Creo firmemente que vivir es un itinerario hacia uno mismo, hacia la persona que nacimos para ser. En este blog se habla sobre literatura y se recrean encuentros con personas que me ayudaron a ser el camino que soy y que viven otra existencia aparte aquí conmigo, como talismanes contra el desamparo. Algunas de ellas son conocidas; otras, apenas siluetas tras la cortina de humo del tiempo; las menos, figuras que pueblan la realidad de mi imaginación; todas fundamentales.

jueves, 22 de mayo de 2014

La cabeza


Quinta estampa mongólica


La primera vez que el profe Raúl fue a la casa en esa semana, Yayo me enseñaba cómo llevar la anotación en los juegos de pelota. Él siguió directo para el patio, a conversar con el abuelo, mientras nosotros comentábamos en la sala sobre el juego contra el equipo de Los Caballitos. «Ese muchacho pierde la cabeza cuando batea», se quejaba Yayo de Alexis, que ya había lastimado a más de un quécher con su costumbre de tirar el bate para atrás, y por eso Los Caballitos se negaban a jugar si él estaba en la alineación el próximo domingo. «Es como si en ese momento parara de pensar», se lamentaba Yayo. Y bueno, le contesté yo, si alguien pierde la cabeza, ¿con qué va a pensar?

Pues estaba equivocado. Aun así, uno puede ver, oír y hasta entender, lo único es que corres el riesgo de volverte un malvado asesino. La nochecita que regresábamos de ver El jinete sin cabeza en el cine Cauto, encontramos al profe Raúl conversando con mamita y papito en la sala. Como iban a demorar en servir la sopa, Luisito y yo aprovechamos para irnos al comedor y armar un partido de Beisbolito. Desde el puesto del abuelo en la mesa, el profe Raúl me quedaba detrás de la repisa, así que no podía verlo ni tampoco escuché su respuesta cuando mamita le preguntó «¿Por qué no le pides una reunión al secretario del Partido?» Justo ahí, Luisito gritó «¡Jonrón con las bases llenas!» Era cierto, el muy dichoso había sacado un doble seis. Y esa fue la segunda visita del profe Raúl a la casa en aquella semana.

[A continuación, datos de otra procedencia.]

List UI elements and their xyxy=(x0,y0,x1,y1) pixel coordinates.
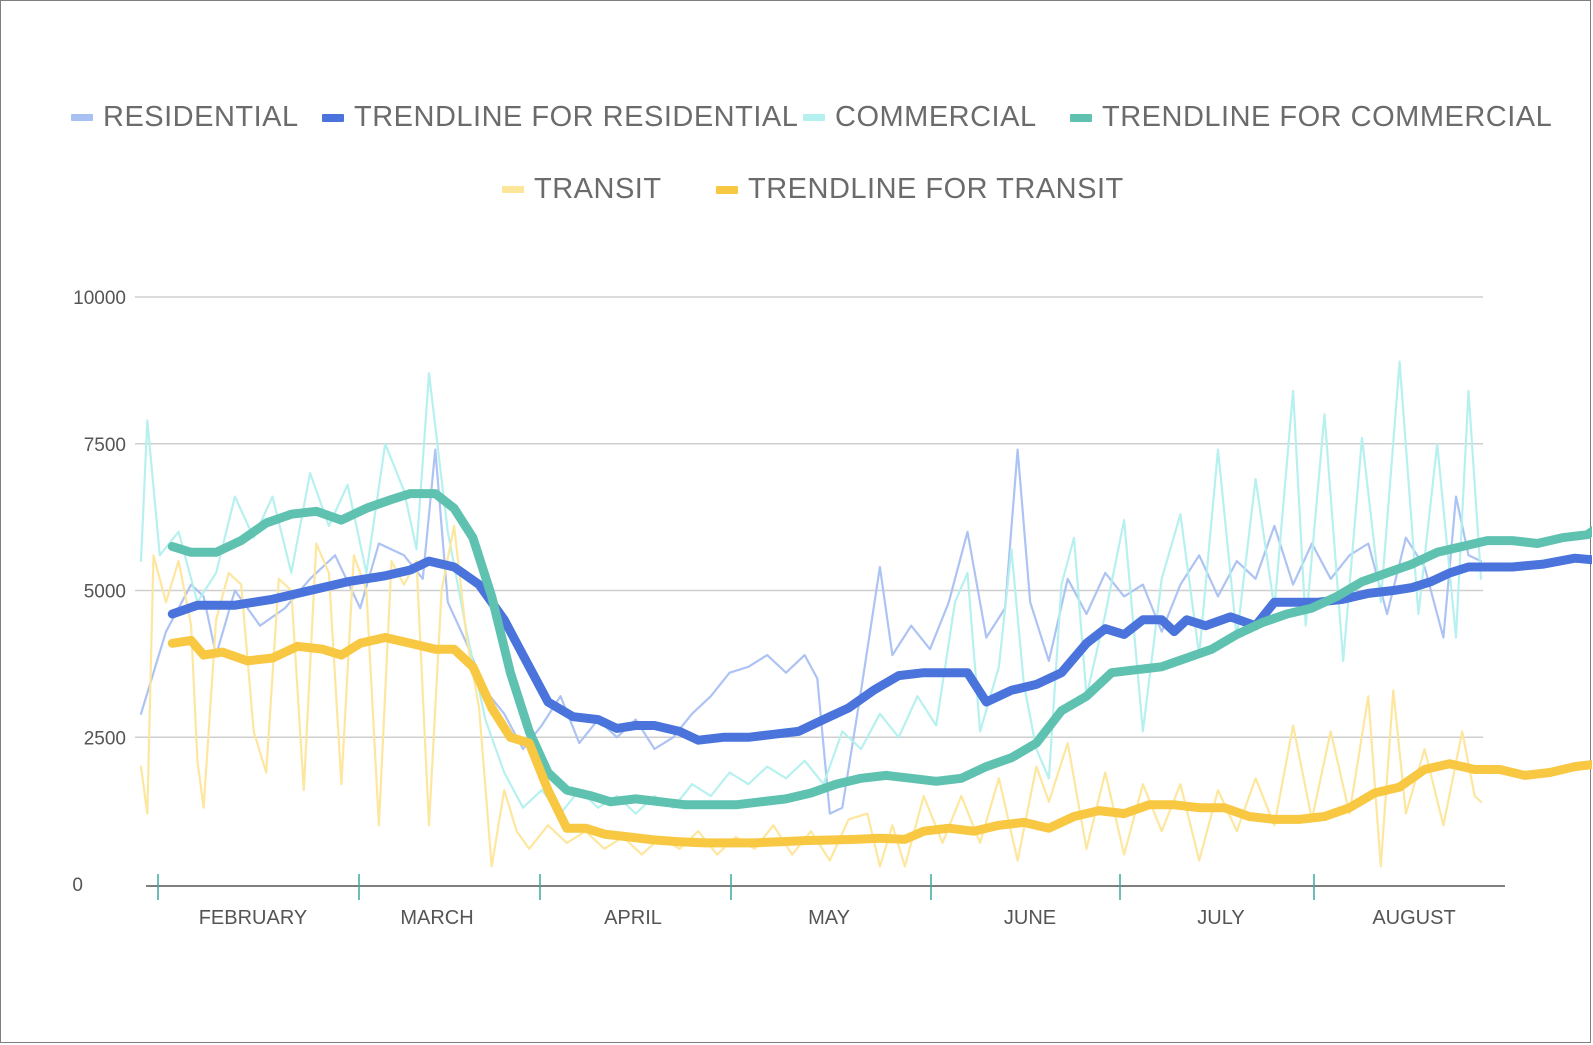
x-tick-label: AUGUST xyxy=(1372,907,1455,929)
legend-item-trendline-commercial[interactable]: TRENDLINE FOR COMMERCIAL xyxy=(1070,101,1552,134)
legend-label-trendline-transit: TRENDLINE FOR TRANSIT xyxy=(748,173,1124,205)
grid-lines xyxy=(135,296,1483,738)
x-axis xyxy=(146,874,1505,900)
legend-swatch-trendline-commercial xyxy=(1070,113,1092,122)
legend-item-transit[interactable]: TRANSIT xyxy=(502,173,662,206)
series-line-trendline-commercial xyxy=(167,489,1592,810)
legend-swatch-residential xyxy=(71,114,93,121)
series-line-trendline-residential xyxy=(167,553,1592,745)
series-line-commercial xyxy=(139,360,1483,815)
legend-item-commercial[interactable]: COMMERCIAL xyxy=(803,101,1037,134)
legend-swatch-trendline-residential xyxy=(322,113,344,122)
legend-swatch-trendline-transit xyxy=(716,185,738,194)
legend-row-1: RESIDENTIAL TRENDLINE FOR RESIDENTIAL CO… xyxy=(1,101,1593,141)
legend-item-trendline-transit[interactable]: TRENDLINE FOR TRANSIT xyxy=(716,173,1124,206)
y-tick-label: 5000 xyxy=(84,582,126,603)
trend-series-layer xyxy=(167,489,1592,848)
legend-item-trendline-residential[interactable]: TRENDLINE FOR RESIDENTIAL xyxy=(322,101,798,134)
series-line-residential xyxy=(139,448,1483,815)
x-tick-label: MARCH xyxy=(400,907,473,929)
x-tick-label: APRIL xyxy=(604,907,662,929)
x-tick-label: MAY xyxy=(808,907,850,929)
legend-label-trendline-residential: TRENDLINE FOR RESIDENTIAL xyxy=(354,101,799,133)
legend-label-trendline-commercial: TRENDLINE FOR COMMERCIAL xyxy=(1102,101,1553,133)
y-tick-label: 7500 xyxy=(84,435,126,456)
legend-row-2: TRANSIT TRENDLINE FOR TRANSIT xyxy=(1,173,1593,213)
axis-labels: 0 2500 5000 7500 10000 FEBRUARY MARCH APRIL MAY J… xyxy=(72,288,1455,929)
y-tick-label: 2500 xyxy=(84,728,126,749)
x-tick-label: JUNE xyxy=(1004,907,1056,929)
legend-item-residential[interactable]: RESIDENTIAL xyxy=(71,101,299,134)
legend-swatch-commercial xyxy=(803,114,825,121)
x-tick-label: FEBRUARY xyxy=(199,907,308,929)
y-tick-label: 0 xyxy=(72,875,83,896)
x-tick-label: JULY xyxy=(1197,907,1244,929)
legend-swatch-transit xyxy=(502,186,524,193)
series-line-trendline-transit xyxy=(167,633,1592,848)
legend-label-residential: RESIDENTIAL xyxy=(103,101,299,133)
legend-label-transit: TRANSIT xyxy=(534,173,662,205)
legend-label-commercial: COMMERCIAL xyxy=(835,101,1037,133)
y-tick-label: 10000 xyxy=(73,288,126,309)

La última fue viernes de tardecita. Abuelo me ayudaba a hacer un guayo que habían dejado de tarea en Educación Laboral y mamita peleaba porque le ensuciábamos el comedor con el entra-y-sale. Estábamos en el patio y fue ella quien nos contó después cómo el profe Raúl quitó el gancho de la puerta, metió la cabeza dentro de la sala y saludó diciendo «En esta casa ya nunca hacen dulce de marañón». Tampoco puse atención cuando papito y el profe Raúl se fueron a conversar debajo del aguacate, en el fondo del patio. Quién iba a fijarse en alguna cosa con el abuelo regañándome para que hiciera parejos los huecos en la plancha de zinc y mamita regañándolo porque así yo nunca aprendería a hacer nada solo. De salida, el profe Raúl se paró delante y me alborotó el pelo con una mano. Yo estaba arrodillado en el piso, y cuando miré hacia arriba, pareció que casi llegando al cielo sonreía una cabeza gigante. Fue entonces que mamita se asomó al patio y le preguntó si no había alguna esperanza. El gigante movió la cabeza «Imagínate, quienes debían defenderme son los que me acusan», y enseguida volvió a sonreírme desde allá arriba «Oye, este muchacho se está volviendo un hombrecito», así dijo.

Esa noche, mientras veíamos un juego de pelota en la televisión, llegó Nereyda con la noticia de que el profe Raúl había matado al director de Educación. «Un solo tiro», repetía ella, «se lo dio con una pistola que llevaba escondida en las botas». Y aunque Nereyda traía puesta la bata de casa finita y los elásticos del blúmer se le marcaban bien claros, esa vez no pude embelesarme con sus nalgas, todo por culpa de las botas del profe Raúl, altas y acordonadas hasta más arriba de la mitad, igual que las había visto delante de mí en el patio. Pero esas botas ahora daban miedo, fíjense que los narradores en el televisor dejaron de oírse y nosotros tampoco atinábamos a decir palabra. «¿Cómo pudo perder la cabeza ese hombre?», se lamentó por fin mamita, y eso de verdad que no lo entendí. Cuando el profe Raúl me pasó la mano por el pelo, tenía la cabeza en su lugar y su sonrisa no era la de un malvado asesino, seguro que no. «¿Y ahora qué le va a pasar?», sollozó mamita. «Quién sabe», dijo el abuelo, «pero no creo que a alguien se le ocurra acusar otra vez a Raúl por pájaro». Y eso sí que lo entendí muy bien.

Ilustración: Frágil, instalación de Jorge Pineda. Figura de cerámica, 100 x 50 x 25 cm.